全く躊躇することなしに人生を選択できるひとのほうが稀だ。 迷うことは悪くはないが後になって「他方の道を選ぶべきだったのでは?」と悩む必要はないのでは、考えて選んだ道は本当は丸い一つの輪になっていて右を選ぼうが左を選ぼうが結果は同じだと知っていたら、気持ちがすごく楽になると思うのだが・・・人はそうは考えない。 人生の半分も過ぎた頃、果たしてこの選択は正しかったか不安になるものである。
苦を先行させるか楽を先行させるかは好きに選べばいい。 ただし一本の環であると考えれば、苦も楽も平等に己の人生の航路に約束されている!と知ってさえいればよいのだ。
働き者の蟻の臨終の場で「どのような人生でしたか?」と問うてみれば
「おかげさまで死ぬまで元気に働けてありがたいことです、良い人生でした」と答えることだろう。 一方キリギリスにもおなじ質問をしてみよう、やはり今際の際にだ。
「いや〜楽しい毎日だった、好きなことをして遊んで暮らせた、これ以上望むのは罰あたりです」と満足しつつ答えるであろう、たとえ蛾死であっても。
誰しも定めの生に折り合いをつけてゆくものなのだ。 端から見て幸せ・不幸せと見えることが必ずしも当人にとってそうとならないところが魂の奥深さの由縁である。
先日、第一線で活躍しておりまだ存分に働ける友人が引退をした。 尤も彼は妻子を持たぬ身なので、こうした決断が可能なのであるが、50歳を契機に生き方を変えたくなったからと大学に入りなおしたのである。 非常に潔よい決断だと思う。 住む場所も東京から生まれ故郷の京都へ移し、まったくゼロからの出発である。 彼は己の人生が一本の環である事を本能的に知っているのだろう。

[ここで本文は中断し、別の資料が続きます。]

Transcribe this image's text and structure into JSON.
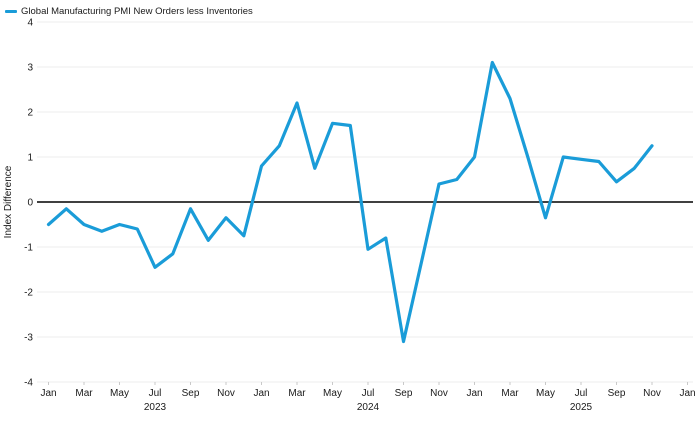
{
  "legend": {
    "label": "Global Manufacturing PMI New Orders less Inventories"
  },
  "colors": {
    "line": "#1A9CD8",
    "grid": "#ECECEC",
    "axis": "#DEDEDE",
    "tick": "#C9C9C9",
    "zero_line": "#000000",
    "text": "#1A1A1A",
    "background": "#FFFFFF"
  },
  "chart_data": {
    "type": "line",
    "title": "",
    "xlabel": "",
    "ylabel": "Index Difference",
    "ylim": [
      -4,
      4
    ],
    "grid": "horizontal",
    "legend_position": "top-left",
    "x_axis": {
      "tick_labels": [
        "Jan",
        "Mar",
        "May",
        "Jul",
        "Sep",
        "Nov",
        "Jan",
        "Mar",
        "May",
        "Jul",
        "Sep",
        "Nov",
        "Jan",
        "Mar",
        "May",
        "Jul",
        "Sep",
        "Nov",
        "Jan"
      ],
      "tick_month_indices": [
        0,
        2,
        4,
        6,
        8,
        10,
        12,
        14,
        16,
        18,
        20,
        22,
        24,
        26,
        28,
        30,
        32,
        34,
        36
      ],
      "year_labels": [
        {
          "label": "2023",
          "month_index": 6
        },
        {
          "label": "2024",
          "month_index": 18
        },
        {
          "label": "2025",
          "month_index": 30
        }
      ],
      "axis_span_months": 36
    },
    "y_axis": {
      "title": "Index Difference",
      "ticks": [
        4,
        3,
        2,
        1,
        0,
        -1,
        -2,
        -3,
        -4
      ]
    },
    "series": [
      {
        "name": "Global Manufacturing PMI New Orders less Inventories",
        "color": "#1A9CD8",
        "months": [
          "2023-01",
          "2023-02",
          "2023-03",
          "2023-04",
          "2023-05",
          "2023-06",
          "2023-07",
          "2023-08",
          "2023-09",
          "2023-10",
          "2023-11",
          "2023-12",
          "2024-01",
          "2024-02",
          "2024-03",
          "2024-04",
          "2024-05",
          "2024-06",
          "2024-07",
          "2024-08",
          "2024-09",
          "2024-10",
          "2024-11",
          "2024-12",
          "2025-01",
          "2025-02",
          "2025-03",
          "2025-04",
          "2025-05",
          "2025-06",
          "2025-07",
          "2025-08",
          "2025-09",
          "2025-10",
          "2025-11"
        ],
        "values": [
          -0.5,
          -0.15,
          -0.5,
          -0.65,
          -0.5,
          -0.6,
          -1.45,
          -1.15,
          -0.15,
          -0.85,
          -0.35,
          -0.75,
          0.8,
          1.25,
          2.2,
          0.75,
          1.75,
          1.7,
          -1.05,
          -0.8,
          -3.1,
          -1.35,
          0.4,
          0.5,
          1.0,
          3.1,
          2.3,
          1.0,
          -0.35,
          1.0,
          0.95,
          0.9,
          0.45,
          0.75,
          1.25
        ]
      }
    ]
  }
}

生まれおちて死にゆくまでが一本の環であるなら思い通りに生きても、迷いながら躊躇して生きるのも同じ人間の手のうちにある、なればいかに死ぬかだけを考えて生きればいいのではないか? そのことにいち早く気づいたように思えたので反対はしなかった。 むしろ死を厳しくとらえることのできる人間だけに許される大きな安らぎさえ感じ、功なり名遂げた今までより魂の充足は深まるに違いないと喜んだ。
人は孤独を畏れるが孤独こそが魂とむきあえる唯一の入り口ではないか、真の孤独はピタッと心のひだに寄り添い裏切る事無く答えを出してくれる、ありがたいことだ。

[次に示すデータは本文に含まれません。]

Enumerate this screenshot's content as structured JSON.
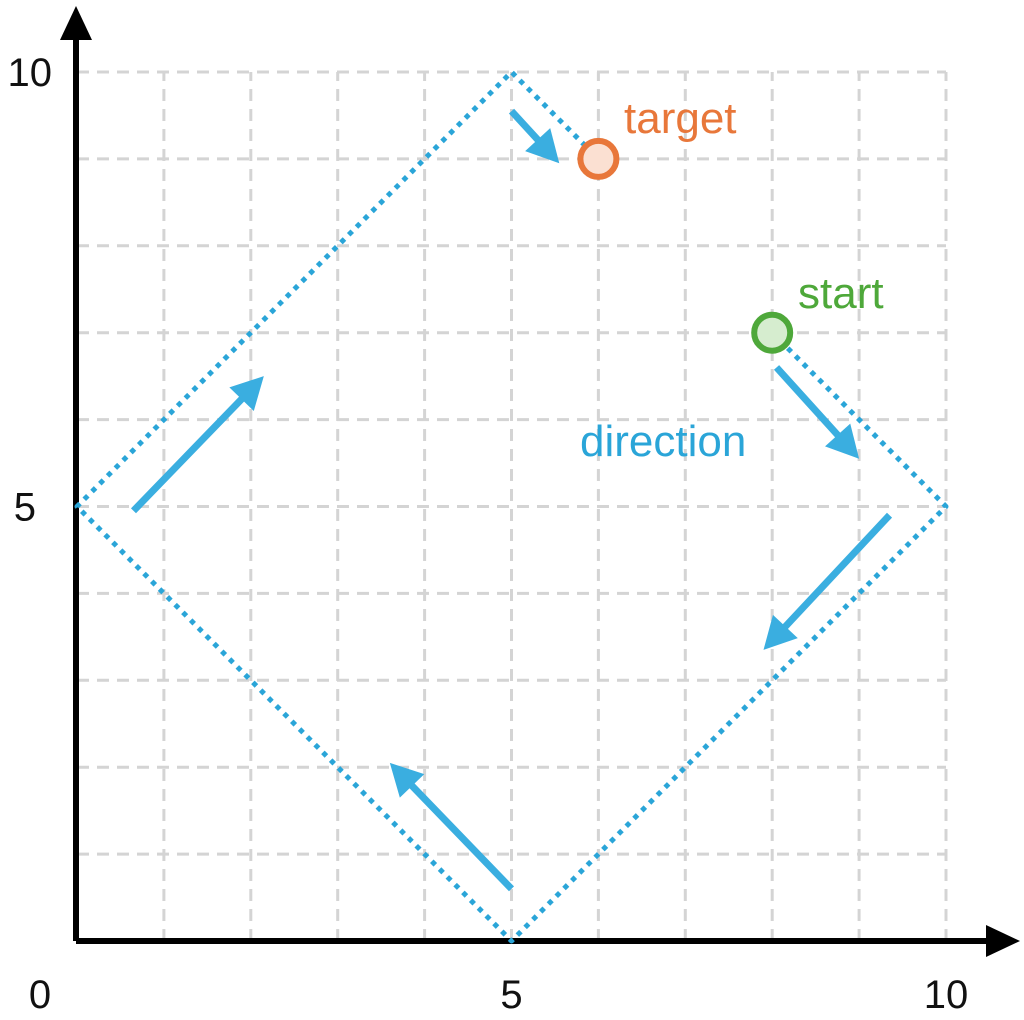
{
  "axes": {
    "x_ticks": [
      {
        "value": 0,
        "label": "0"
      },
      {
        "value": 5,
        "label": "5"
      },
      {
        "value": 10,
        "label": "10"
      }
    ],
    "y_ticks": [
      {
        "value": 5,
        "label": "5"
      },
      {
        "value": 10,
        "label": "10"
      }
    ],
    "range": [
      0,
      10
    ],
    "grid": true,
    "grid_step": 1
  },
  "colors": {
    "path": "#2aa5d8",
    "arrow": "#3aaee0",
    "target": "#e8773a",
    "target_fill": "#fbe0d2",
    "start": "#4ea83a",
    "start_fill": "#d6edcf",
    "direction_text": "#2aa5d8"
  },
  "path": {
    "points": [
      [
        8,
        7
      ],
      [
        10,
        5
      ],
      [
        5,
        0
      ],
      [
        0,
        5
      ],
      [
        5,
        10
      ],
      [
        6,
        9
      ]
    ]
  },
  "direction_arrows": [
    {
      "from": [
        8.05,
        6.6
      ],
      "to": [
        9.0,
        5.55
      ]
    },
    {
      "from": [
        9.35,
        4.9
      ],
      "to": [
        7.9,
        3.35
      ]
    },
    {
      "from": [
        5.0,
        0.6
      ],
      "to": [
        3.6,
        2.05
      ]
    },
    {
      "from": [
        0.65,
        4.95
      ],
      "to": [
        2.15,
        6.5
      ]
    },
    {
      "from": [
        5.0,
        9.55
      ],
      "to": [
        5.55,
        8.95
      ]
    }
  ],
  "target": {
    "label": "target",
    "point": [
      6,
      9
    ]
  },
  "start": {
    "label": "start",
    "point": [
      8,
      7
    ]
  },
  "direction": {
    "label": "direction"
  }
}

件の彼は職業柄沢山の美女・女優の肌に触れる立場にあった人だが、常々美しいことと幸せであることは一致しないようだと話してくれた。 そんなこともあるのだろう。 肌に触れただけで現在おかれている精神状態が分かるとも、魂の充足へ心の目が向いている女優さんは例外なく孤独であるとも。

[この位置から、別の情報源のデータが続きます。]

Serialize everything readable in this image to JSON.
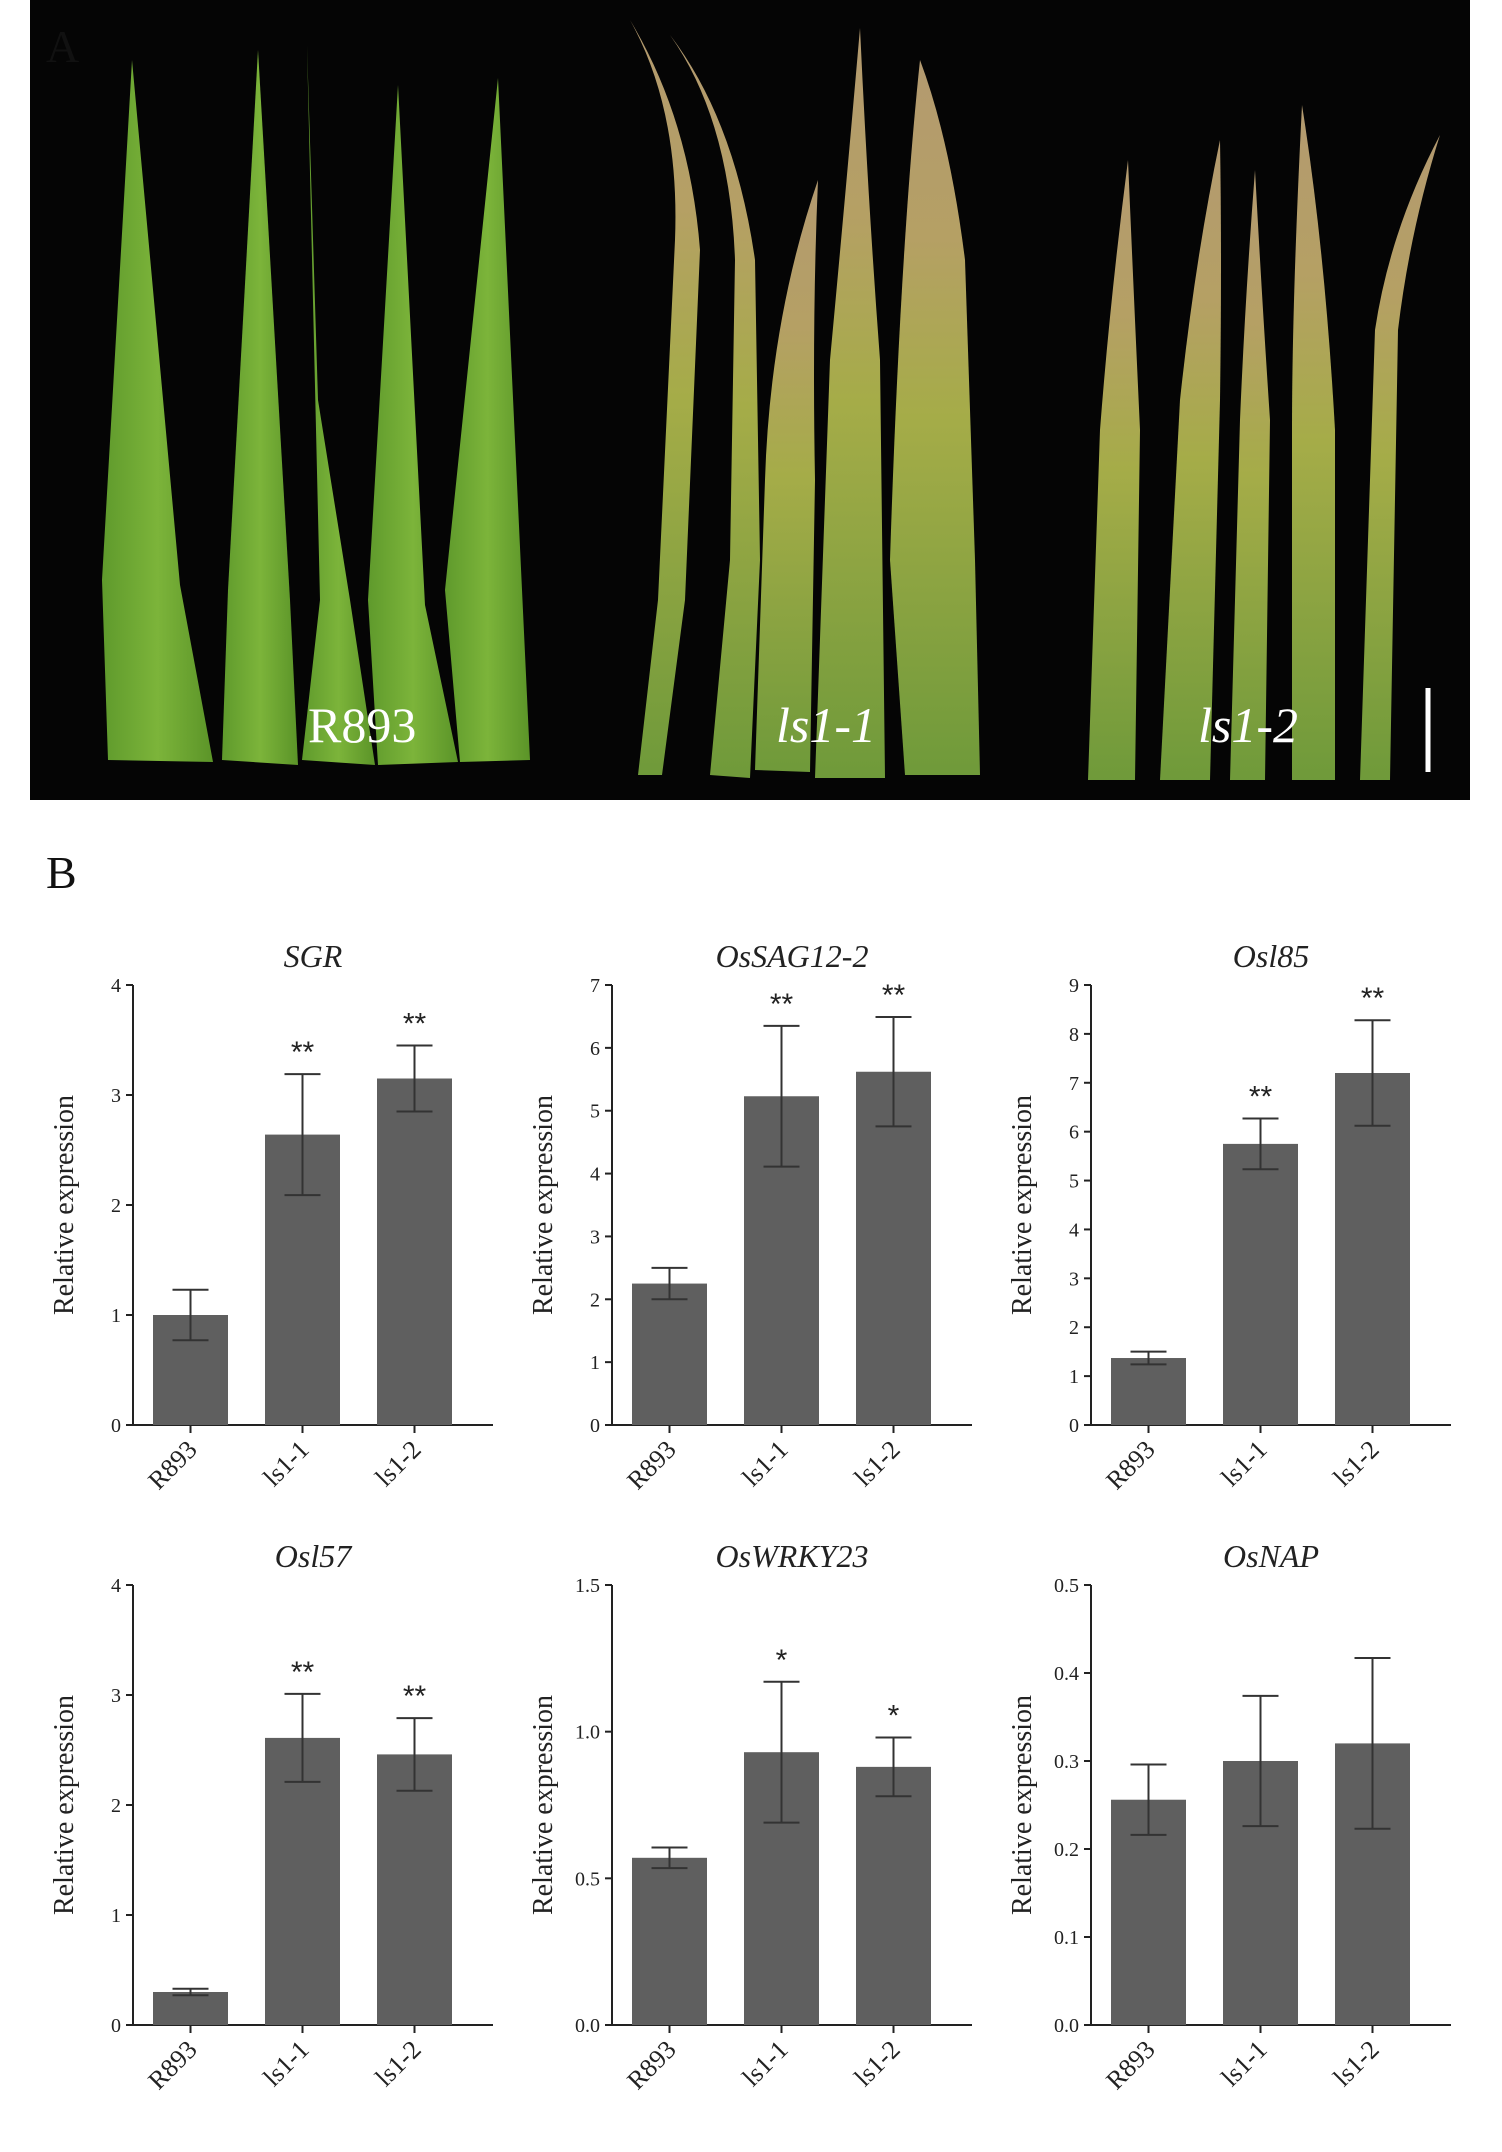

その厳しさが伝わるから華麗な彼のテクニックで変身させてあげたいとも語っていた。 彼の技術は自然に癒しへと繋がっていたのであろう、とにかく人気があった。
華やかさの頂点にいて常にトップを走り続けていた彼の眼が表面的な美を追うだけにとどまらず常にタレントの内面に向けられていたのを知った時、遠からず彼が今回のように新しい生き方を模索するであろうと予感もしていた。
いま彼は宗教哲学を学んでいる。
マスコミの渦中にいた男が統べてを捨ててまで選んだ生き方がやはり美にかかわるもの、魂との対話であったとは。 魂の追求無くして本当の美は語れないものだ。 究極の美意識を生きる者は最後まで美に殉ずるのか・・・何処までも繋がっている人生という環を改めて考えさせられた日である。